Listen "Description of Graft and Ash for a Three Monitor Workstation, 2016"
Episode Synopsis
Further explore the exhibition’s theme of semi-visibility through a slow-looking exercise related to this work.
Transcript
Narrator: "Graft and Ash for a Three Monitor Workstation," from 2016, is an interactive installation in which an upright stationary exercise bicycle has been repurposed into a workstation complete with headphones and a Mac mini. Three 24-inch LCD video monitors replace the bicycle’s digital control panel. Museum visitors can pedal the tall bike while viewing a 9-minute digital collage video of artist Sondra Perry’s avatar that plays on a loop.
The bicycle’s metal frame is cherry red, with a single small wheel enclosed in black plastic. The broad gray-and-black seat and the black plastic backrest are supported by two thin metal legs linked together. Two handles stretch out from behind and below the seat for the rider to grip. With the handles at the level of the rider’s hips, their shoulders do not round forward as they would on a typical bicycle.
The front of the exercise bike has a telescoping vertical post that would usually hold the small digital panel where the rider can set and control speed and other settings. In this piece, the post stretches to more than twice its usual height. At the top, three video monitors are mounted vertically. They feel precarious hanging so high, and they are slightly misaligned, causing the image playing on them to be sliced awkwardly.
At the base of the stationary bike is a black plastic surge protector with multiple outlets stuffed with electrical cables that arc then snake past the bike and up to the power monitors. Extension cords make their way out of view.
Splashed across the three panels is a close-up view of an apparently digitized Black person’s avatar. A disembodied head and unclothed upper shoulders that remain in a fixed position on the screen but move robotically as she speaks with a synthesized voice. Modeled from Perry, the youthful animated face has brown skin, brown cheeks, no hair on its head, and a slender build. The video background alternates between a bright cobalt-blue blank slate and layers of extreme close-ups of Perry’s own skin, which undulate and churn like the spot at an ocean shore where water coming in mixes with water on its way back out. The plain blue background highlights the pixelated borders of the digital avatar while the skin background shimmers, porous and rippling.

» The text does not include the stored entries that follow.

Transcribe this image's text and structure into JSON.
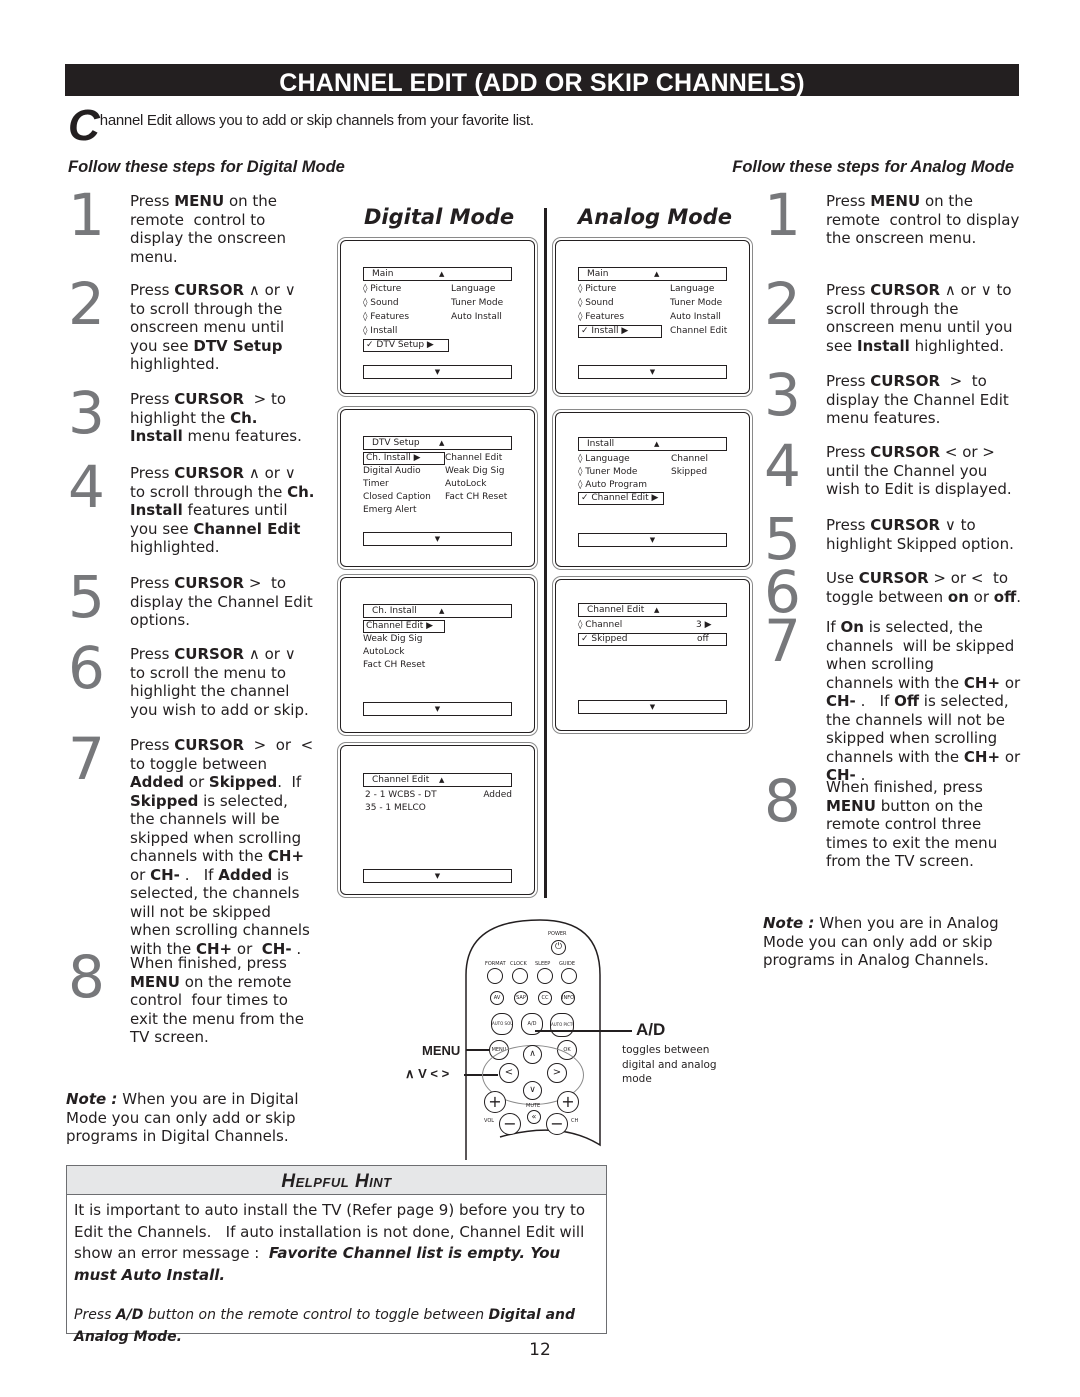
{
  "title": "CHANNEL EDIT (ADD OR SKIP CHANNELS)",
  "intro": {
    "dropcap": "C",
    "rest": "hannel Edit allows you to add or skip channels from your favorite list."
  },
  "follow_digital": "Follow these steps for Digital Mode",
  "follow_analog": "Follow these steps for Analog Mode",
  "digital_steps": [
    {
      "num": "1",
      "html": "Press <b>MENU</b> on the remote&nbsp; control to display the onscreen menu."
    },
    {
      "num": "2",
      "html": "Press <b>CURSOR</b> &#8743; or &#8744; to scroll through the onscreen menu until you see <b>DTV Setup</b> highlighted."
    },
    {
      "num": "3",
      "html": "Press <b>CURSOR</b> &nbsp;&gt; to highlight the <b>Ch. Install</b> menu features."
    },
    {
      "num": "4",
      "html": "Press <b>CURSOR</b> &#8743; or &#8744; to scroll through the <b>Ch. Install</b> features until you see <b>Channel Edit</b> highlighted."
    },
    {
      "num": "5",
      "html": "Press <b>CURSOR</b> &gt;&nbsp; to display the Channel Edit options."
    },
    {
      "num": "6",
      "html": "Press <b>CURSOR</b> &#8743; or &#8744; to scroll the menu to highlight the channel you wish to add or skip."
    },
    {
      "num": "7",
      "html": "Press <b>CURSOR</b> &nbsp;&gt; &nbsp;or &nbsp;&lt; to toggle between <b>Added</b> or <b>Skipped</b>. &nbsp;If <b>Skipped</b> is selected,&nbsp; the channels will be skipped when scrolling channels with the <b>CH+</b> or <b>CH-</b> . &nbsp;&nbsp;If <b>Added</b> is selected, the channels will not be skipped when scrolling channels with the <b>CH+</b> or&nbsp; <b>CH-</b> ."
    },
    {
      "num": "8",
      "html": "When finished, press <b>MENU</b> on the remote control&nbsp; four times to exit the menu from the TV screen."
    }
  ],
  "analog_steps": [
    {
      "num": "1",
      "html": "Press <b>MENU</b> on the remote&nbsp; control to display the onscreen menu."
    },
    {
      "num": "2",
      "html": "Press <b>CURSOR</b> &#8743; or &#8744; to scroll through the onscreen menu until you see <b>Install</b> highlighted."
    },
    {
      "num": "3",
      "html": "Press <b>CURSOR</b> &nbsp;&gt;&nbsp; to display the Channel Edit menu features."
    },
    {
      "num": "4",
      "html": "Press <b>CURSOR</b> &lt; or &gt; until the Channel you wish to Edit is displayed."
    },
    {
      "num": "5",
      "html": "Press <b>CURSOR</b> &#8744; to highlight Skipped option."
    },
    {
      "num": "6",
      "html": "Use <b>CURSOR</b> &gt; or &lt;&nbsp; to toggle between <b>on</b> or <b>off</b>."
    },
    {
      "num": "7",
      "html": "If <b>On</b> is selected, the channels&nbsp; will be skipped when scrolling &nbsp;&nbsp;&nbsp;&nbsp;&nbsp; channels with the <b>CH+</b> or <b>CH-</b> . &nbsp;&nbsp;If <b>Off</b> is selected, the channels will not be skipped when scrolling channels with the <b>CH+</b> or <b>CH-</b> ."
    },
    {
      "num": "8",
      "html": "When finished, press <b>MENU</b> button on the remote control three times to exit the menu from the TV screen."
    }
  ],
  "digital_mode_heading": "Digital Mode",
  "analog_mode_heading": "Analog Mode",
  "digital_screens": [
    {
      "header": "Main",
      "left": [
        {
          "icon": "diamond",
          "label": "Picture"
        },
        {
          "icon": "diamond",
          "label": "Sound"
        },
        {
          "icon": "diamond",
          "label": "Features"
        },
        {
          "icon": "diamond",
          "label": "Install"
        },
        {
          "icon": "check",
          "label": "DTV Setup",
          "selected": true
        }
      ],
      "right": [
        "Language",
        "Tuner Mode",
        "Auto Install"
      ]
    },
    {
      "header": "DTV Setup",
      "left": [
        {
          "label": "Ch. Install",
          "selected": true
        },
        {
          "label": "Digital Audio"
        },
        {
          "label": "Timer"
        },
        {
          "label": "Closed Caption"
        },
        {
          "label": "Emerg Alert"
        }
      ],
      "right": [
        "Channel Edit",
        "Weak Dig Sig",
        "AutoLock",
        "Fact CH Reset"
      ]
    },
    {
      "header": "Ch. Install",
      "left": [
        {
          "label": "Channel Edit",
          "selected": true
        },
        {
          "label": "Weak Dig Sig"
        },
        {
          "label": "AutoLock"
        },
        {
          "label": "Fact CH Reset"
        }
      ],
      "right": []
    },
    {
      "header": "Channel Edit",
      "channels": [
        {
          "label": "2  -  1 WCBS - DT",
          "status": "Added"
        },
        {
          "label": "35 -  1 MELCO",
          "status": ""
        }
      ]
    }
  ],
  "analog_screens": [
    {
      "header": "Main",
      "left": [
        {
          "icon": "diamond",
          "label": "Picture"
        },
        {
          "icon": "diamond",
          "label": "Sound"
        },
        {
          "icon": "diamond",
          "label": "Features"
        },
        {
          "icon": "check",
          "label": "Install",
          "selected": true
        }
      ],
      "right": [
        "Language",
        "Tuner Mode",
        "Auto Install",
        "Channel Edit"
      ]
    },
    {
      "header": "Install",
      "left": [
        {
          "icon": "diamond",
          "label": "Language"
        },
        {
          "icon": "diamond",
          "label": "Tuner Mode"
        },
        {
          "icon": "diamond",
          "label": "Auto Program"
        },
        {
          "icon": "check",
          "label": "Channel Edit",
          "selected": true
        }
      ],
      "right": [
        "Channel",
        "Skipped"
      ]
    },
    {
      "header": "Channel Edit",
      "items": [
        {
          "icon": "diamond",
          "label": "Channel",
          "value": "3",
          "arrow": true
        },
        {
          "icon": "check",
          "label": "Skipped",
          "value": "off",
          "selected": true
        }
      ]
    }
  ],
  "remote": {
    "power": "POWER",
    "row1": [
      "FORMAT",
      "CLOCK",
      "SLEEP",
      "GUIDE"
    ],
    "row2": [
      "AV",
      "SAP",
      "CC",
      "INFO"
    ],
    "row3": [
      "AUTO SOUND",
      "A/D",
      "AUTO PICTURE"
    ],
    "menu": "MENU",
    "ok": "OK",
    "mute": "MUTE",
    "vol": "VOL",
    "ch": "CH",
    "menu_callout": "MENU",
    "cursor_callout": "∧  V < >",
    "ad_callout": "A/D",
    "ad_desc": "toggles between digital and analog mode"
  },
  "note_digital": {
    "label": "Note :",
    "text": " When you are in Digital Mode you can only add or skip programs in Digital Channels."
  },
  "note_analog": {
    "label": "Note :",
    "text": " When you are in Analog Mode you can only add or skip programs in Analog Channels."
  },
  "hint": {
    "title": "Helpful Hint",
    "body": "It is important to auto install the TV (Refer page 9) before you try to Edit the Channels.   If auto installation is not done, Channel Edit will show an error message :  ",
    "error": "Favorite Channel list is empty. You must Auto Install.",
    "note_pre": "Press ",
    "note_btn": "A/D",
    "note_mid": " button on the remote control to toggle between ",
    "note_end": "Digital and Analog Mode."
  },
  "page_number": "12"
}
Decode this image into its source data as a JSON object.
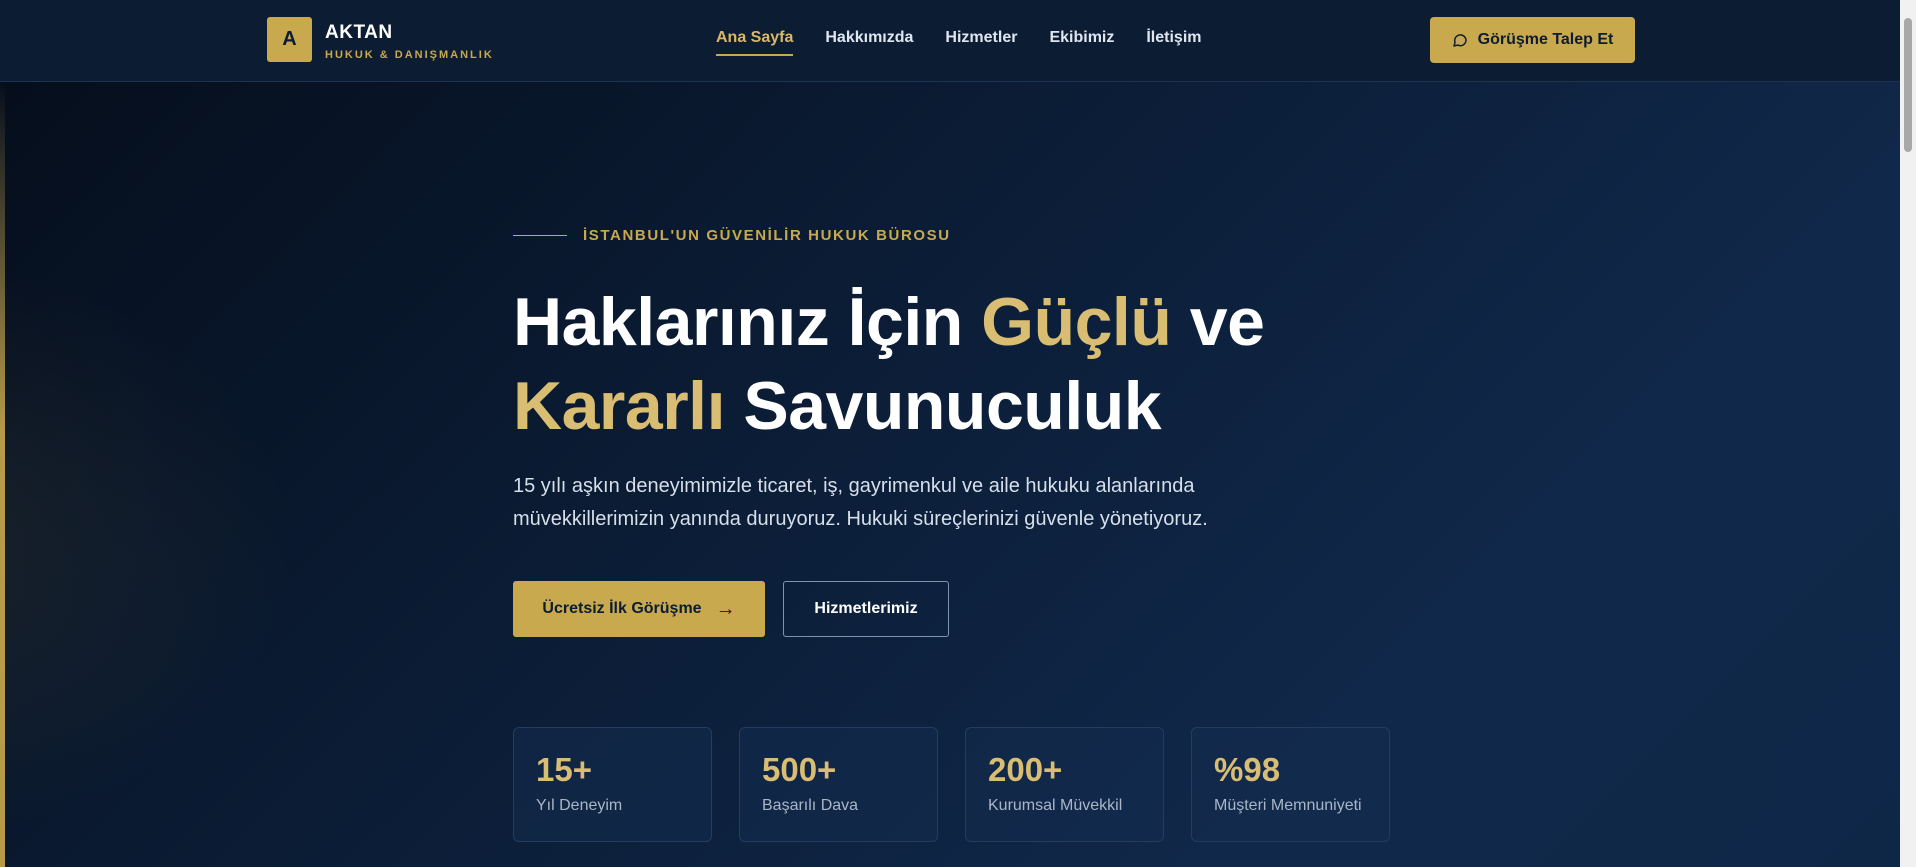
{
  "brand": {
    "logo_letter": "A",
    "name": "AKTAN",
    "subtitle": "HUKUK & DANIŞMANLIK"
  },
  "nav": {
    "items": [
      {
        "label": "Ana Sayfa",
        "active": true
      },
      {
        "label": "Hakkımızda",
        "active": false
      },
      {
        "label": "Hizmetler",
        "active": false
      },
      {
        "label": "Ekibimiz",
        "active": false
      },
      {
        "label": "İletişim",
        "active": false
      }
    ],
    "cta_label": "Görüşme Talep Et",
    "cta_icon": "chat-icon"
  },
  "hero": {
    "eyebrow": "İSTANBUL'UN GÜVENİLİR HUKUK BÜROSU",
    "title_part1": "Haklarınız İçin ",
    "title_gold1": "Güçlü",
    "title_part2": " ve",
    "title_gold2": "Kararlı",
    "title_part3": " Savunuculuk",
    "description_line1": "15 yılı aşkın deneyimimizle ticaret, iş, gayrimenkul ve aile hukuku alanlarında",
    "description_line2": "müvekkillerimizin yanında duruyoruz. Hukuki süreçlerinizi güvenle yönetiyoruz.",
    "primary_button": "Ücretsiz İlk Görüşme",
    "primary_button_icon": "→",
    "secondary_button": "Hizmetlerimiz"
  },
  "stats": [
    {
      "value": "15+",
      "label": "Yıl Deneyim"
    },
    {
      "value": "500+",
      "label": "Başarılı Dava"
    },
    {
      "value": "200+",
      "label": "Kurumsal Müvekkil"
    },
    {
      "value": "%98",
      "label": "Müşteri Memnuniyeti"
    }
  ],
  "colors": {
    "accent": "#c9a94d",
    "navy": "#0b1c33"
  }
}
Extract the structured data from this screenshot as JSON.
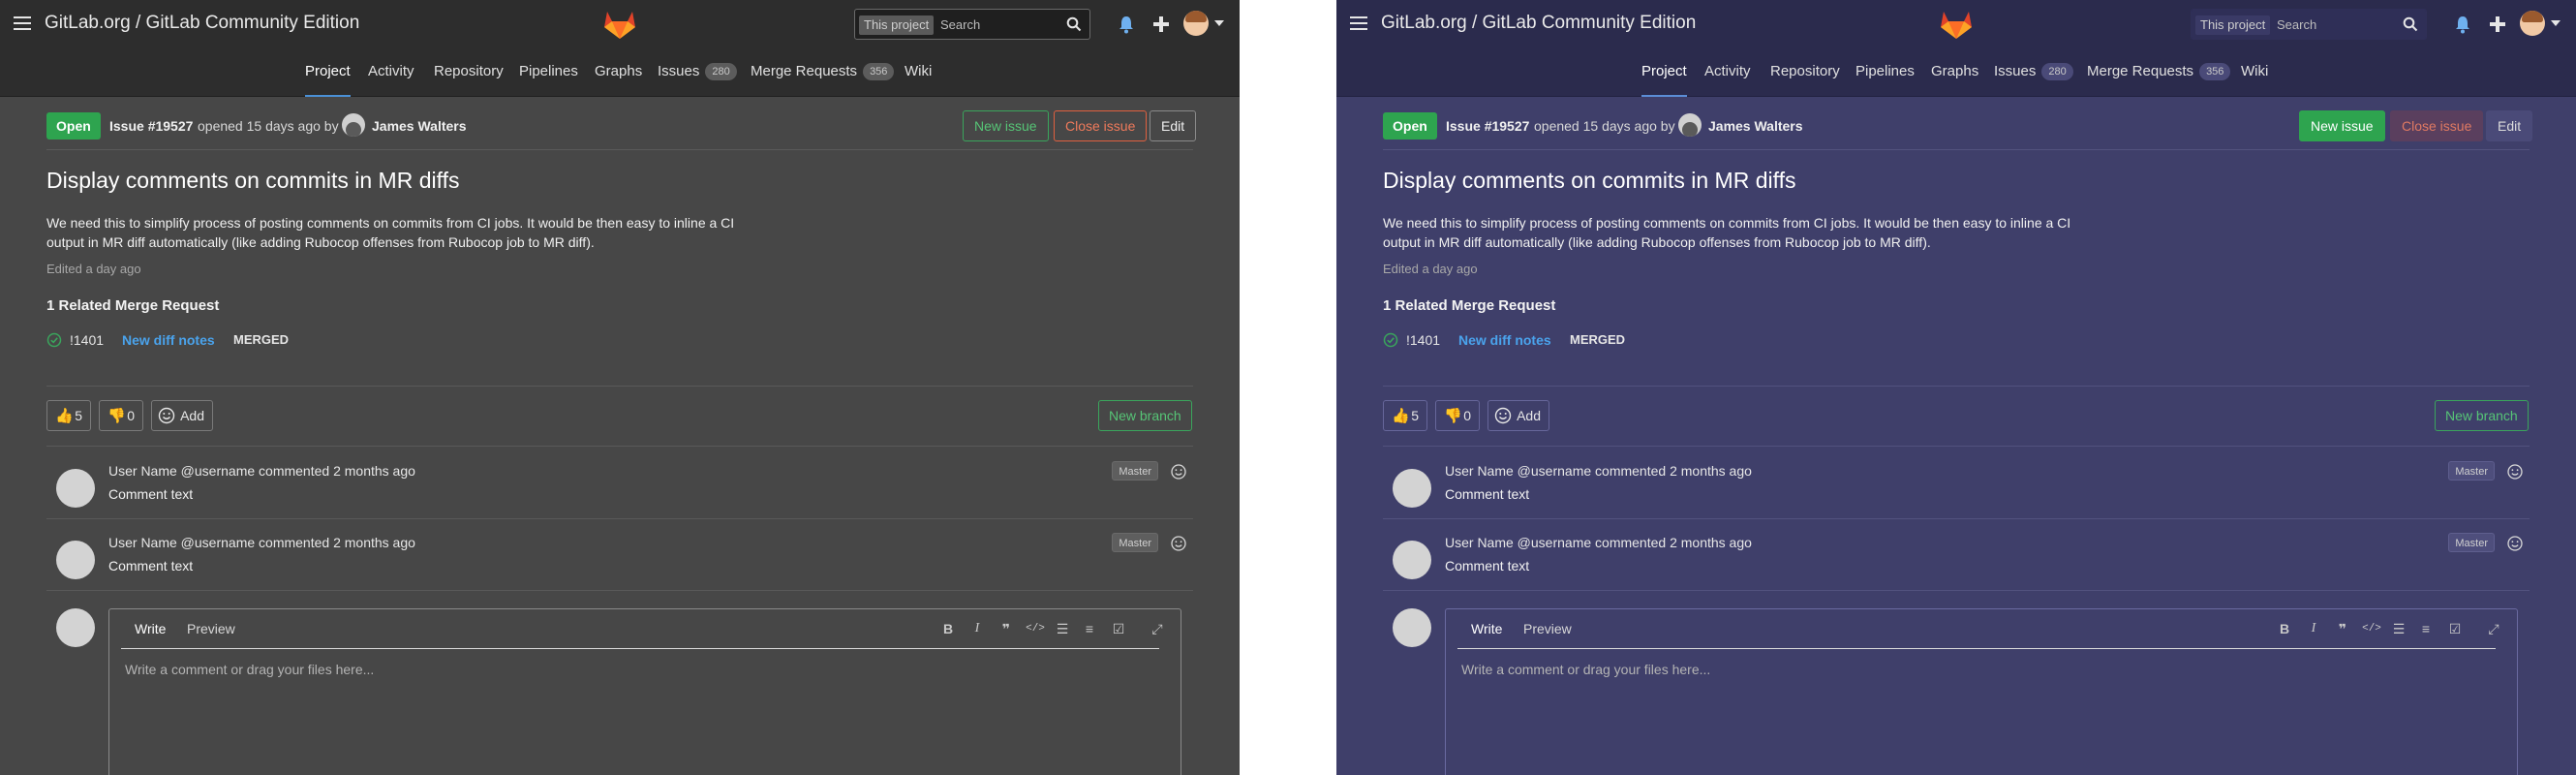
{
  "header": {
    "brand": "GitLab.org / GitLab Community Edition",
    "search_scope": "This project",
    "search_placeholder": "Search"
  },
  "nav": {
    "project": "Project",
    "activity": "Activity",
    "repository": "Repository",
    "pipelines": "Pipelines",
    "graphs": "Graphs",
    "issues": "Issues",
    "issues_count": "280",
    "merge_requests": "Merge Requests",
    "mr_count": "356",
    "wiki": "Wiki"
  },
  "issue": {
    "status": "Open",
    "number": "Issue #19527",
    "opened": "opened 15 days ago by",
    "author": "James Walters",
    "title": "Display comments on commits in MR diffs",
    "description": "We need this to simplify process of posting comments on commits from CI jobs. It would be then easy to inline a CI output in MR diff automatically (like adding Rubocop offenses from Rubocop job to MR diff).",
    "edited": "Edited a day ago"
  },
  "actions": {
    "new_issue": "New issue",
    "close_issue": "Close issue",
    "edit": "Edit"
  },
  "related": {
    "heading": "1 Related Merge Request",
    "mr_id": "!1401",
    "mr_title": "New diff notes",
    "mr_state": "MERGED"
  },
  "awards": {
    "thumbsup": "5",
    "thumbsdown": "0",
    "add": "Add",
    "new_branch": "New branch"
  },
  "notes": [
    {
      "author": "User Name @username commented 2 months ago",
      "text": "Comment text",
      "role": "Master"
    },
    {
      "author": "User Name @username commented 2 months ago",
      "text": "Comment text",
      "role": "Master"
    }
  ],
  "editor": {
    "write": "Write",
    "preview": "Preview",
    "placeholder": "Write a comment or drag your files here..."
  },
  "themes": {
    "dark_gray_bg": "#474747",
    "dark_blue_bg": "#3f3f6a",
    "accent_green": "#2ea44f",
    "link_blue": "#4aa3ec"
  }
}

Much of the video features Perry’s avatar directly addressing the audience, and at times different footage is spliced in to match the narrative. As the tension reaches its climax, the imagery becomes abstract: the blue background, a modeled sphere of Perry’s skin spinning high above a white grid, interspersed glitches, ocean waves on a starless night. The avatar returns, and as she speaks, she offers soft smiles and conspiratorial raises of her digital eyebrows.
Transcript
Narrator: "Graft and Ash for a Three Monitor Workstation," from 2016, is an interactive installation in which an upright stationary exercise bicycle has been repurposed into a workstation complete with headphones and a Mac mini. Three 24-inch LCD video monitors replace the bicycle’s digital control panel. Museum visitors can pedal the tall bike while viewing a 9-minute digital collage video of artist Sondra Perry’s avatar that plays on a loop.
The bicycle’s metal frame is cherry red, with a single small wheel enclosed in black plastic. The broad gray-and-black seat and the black plastic backrest are supported by two thin metal legs linked together. Two handles stretch out from behind and below the seat for the rider to grip. With the handles at the level of the rider’s hips, their shoulders do not round forward as they would on a typical bicycle.
The front of the exercise bike has a telescoping vertical post that would usually hold the small digital panel where the rider can set and control speed and other settings. In this piece, the post stretches to more than twice its usual height. At the top, three video monitors are mounted vertically. They feel precarious hanging so high, and they are slightly misaligned, causing the image playing on them to be sliced awkwardly.
At the base of the stationary bike is a black plastic surge protector with multiple outlets stuffed with electrical cables that arc then snake past the bike and up to the power monitors. Extension cords make their way out of view.
Splashed across the three panels is a close-up view of an apparently digitized Black person’s avatar. A disembodied head and unclothed upper shoulders that remain in a fixed position on the screen but move robotically as she speaks with a synthesized voice. Modeled from Perry, the youthful animated face has brown skin, brown cheeks, no hair on its head, and a slender build. The video background alternates between a bright cobalt-blue blank slate and layers of extreme close-ups of Perry’s own skin, which undulate and churn like the spot at an ocean shore where water coming in mixes with water on its way back out. The plain blue background highlights the pixelated borders of the digital avatar while the skin background shimmers, porous and rippling.
Much of the video features Perry’s avatar directly addressing the audience, and at times different footage is spliced in to match the narrative. As the tension reaches its climax, the imagery becomes abstract: the blue background, a modeled sphere of Perry’s skin spinning high above a white grid, interspersed glitches, ocean waves on a starless night. The avatar returns, and as she speaks, she offers soft smiles and conspiratorial raises of her digital eyebrows.